Double Chocolate Banana Bread
One-bowl double chocolate banana bread with basic pantry ingredients and great use of over-ripe bananas.
Lately, I am dealing with some personal stuff which partly explains my absence here. So, instead of being consumed with more stress, I went for a run early on a Saturday morning to take some load off my mind. It was a beautiful morning indeed; the air was crisp to breathe while the light breeze against my face pushed me to run further. In spite of everything going on, I was grateful for my legs that allowed me to run fast and free. It was gratifying to be surrounded by the nature and mutually share the trail with other creatures who I believe have a common goal - to be better, happier and healthier than yesterday.
On most days, I struggle to enjoy my present..there are emails to be answered, projects to be completed, or things that need to be mended. My father constantly reminds me to keep my mind free at least few minutes in the morning and I tried to do so while running. I spent most of my energy consciously reminding myself to not think of anything else while the remaining energy was spent thinking about food - what the heck am I going to eat after my unofficial 10K? I don't know about you but I am a carb lover with a huge chocolate tooth. These waffles, double chocolate muffins, and whole wheat chocolate chip pancakes are some prime examples.
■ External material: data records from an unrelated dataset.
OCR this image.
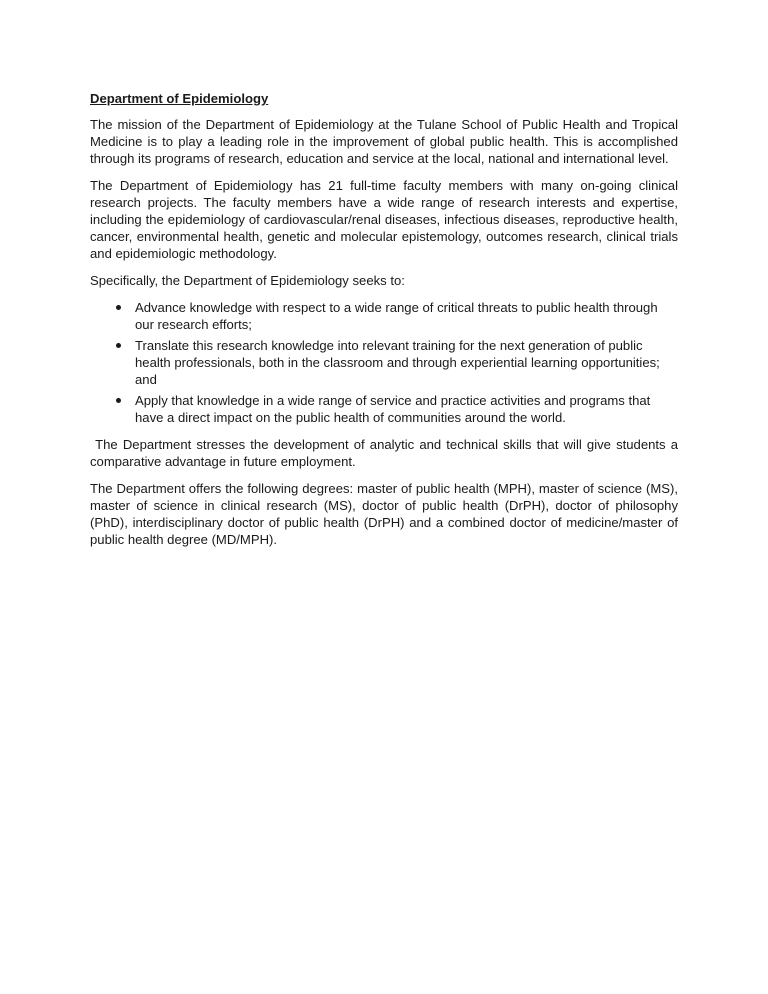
Department of Epidemiology

The mission of the Department of Epidemiology at the Tulane School of Public Health and Tropical Medicine is to play a leading role in the improvement of global public health. This is accomplished through its programs of research, education and service at the local, national and international level.

The Department of Epidemiology has 21 full-time faculty members with many on-going clinical research projects. The faculty members have a wide range of research interests and expertise, including the epidemiology of cardiovascular/renal diseases, infectious diseases, reproductive health, cancer, environmental health, genetic and molecular epistemology, outcomes research, clinical trials and epidemiologic methodology.

Specifically, the Department of Epidemiology seeks to:

Advance knowledge with respect to a wide range of critical threats to public health through our research efforts;
Translate this research knowledge into relevant training for the next generation of public health professionals, both in the classroom and through experiential learning opportunities; and
Apply that knowledge in a wide range of service and practice activities and programs that have a direct impact on the public health of communities around the world.

The Department stresses the development of analytic and technical skills that will give students a comparative advantage in future employment.

The Department offers the following degrees: master of public health (MPH), master of science (MS), master of science in clinical research (MS), doctor of public health (DrPH), doctor of philosophy (PhD), interdisciplinary doctor of public health (DrPH) and a combined doctor of medicine/master of public health degree (MD/MPH).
Since I had been itching to use Samoan cocoa my friend Travis sent me a couple months ago straight from the Samoan Islands, I knew it had be some sort of baked goods. The blocks of Samoan cocoa he sent me is real deal, premium cocoa made with 100% cocoa beans with no additives, sugar, or dairy. By itself, it is little bitter with a strong chocolate flavor, therefore sugar is definitely needed, may be slightly more than what it calls for when incorporating in a recipe.
After some head scratching, I settled in with banana bread, not just any banana bread but Deb's double chocolate banana bread. This double chocolate banana bread is a one bowl recipe that utilizes basic pantry ingredients. However, I did make few adjustments such as using 100% whole wheat flour, little bit more sugar, and Samoan cocoa instead of unsweetened cocoa powder. Also, instead of baking it in a 9 by 5 inch loaf pan, I used three mini-loaf baking pans.
In the past, I have made chocolate chip banana bread and vegan chocolate avocado banana bread in a loaf pan but this was my first time with paper mini-loaf pans. And actually I really liked it. If you lack self control with chocolate and carb-related things, using a mini-loaf pan is a wonderful idea. This way, you will have one loaf to indulge, the second one to share, and the third one for the freezer because you never know when there will be double chocolate banana bread crisis in your life.
Like with any baked goods such as muffins and cake, allow the bread to cool (otherwise, it will fall apart, just trust me on this one) for a little bit which is probably the hardest part of this recipe. This double chocolate banana bread is simply delicious; I loved the bittersweet chocolate note and a hint of banana in each bite. If you are a fan of chocolate and banana together, I highly recommend this recipe.
Double Chocolate Banana Bread
(Recipe adapted from Smitten Kitchen)
makes 1 loaf ( 9 by 5 inches) or 3 mini-loaves
3 medium ripe bananas
1/2 cup melted coconut oil, butter, or vegetable oil
scant 1/4 cup light brown sugar (use more if you prefer sweeter bread)
1 large egg
splash of vanilla extract
1 teaspoon baking soda
1/4 teaspoon table salt
1/2 teaspoon ground cinnamon
1 cup 100% whole wheat flour (or you can do a mix of 3/4 cup all-purpose flour and 1/4 cup almond flour)
1/2 cup unsweetened cocoa powder
scant 1 cup chocolate chips (I like a mix of dark and semi-sweet)
Pre-heat your oven to 350°F
Lightly grease the mini loaf liners with a little bit of butter or baking spray.
In a large bowl, mash bananas using a wooden spoon or a fork, then add in melted butter, brown sugar, egg, and vanilla extract.
Sift flour, cocoa powder, salt, baking soda, cinnamon over wet ingredients. Mix everything well.
Gently fold in chocolate chips and combine everything.
Pour the batter into a standard bread pan for 50 minutes or use three mini-loaves then bake for 30-35 minutes, or until a toothpick inserted in the center comes out clean. *Baking time is different if using a loaf pan versus mini-loaf pan.
Allow it to cool for 15-20 minutes then loosen the sides using a knife. Remove from the pan into a cooling rack. Slice it and eat immediately and all day long.
I read that banana bread will keep up to 4 days at room temperature when wrapped tightly, it never happens around me though. It can also be kept in the refrigerator for about 7 days.
For crisis situations, you can also freeze them. Cover the bread with a plastic wrap then use an aluminum foil over it. Finally, place it in a ziplock container. Thaw the bread completely before using it.
Happy Monday friends!
How do you guys deal with stress? I could really use some tips.
Has anyone tried Samoan cocoa before? I am curious as to what else I can do with it.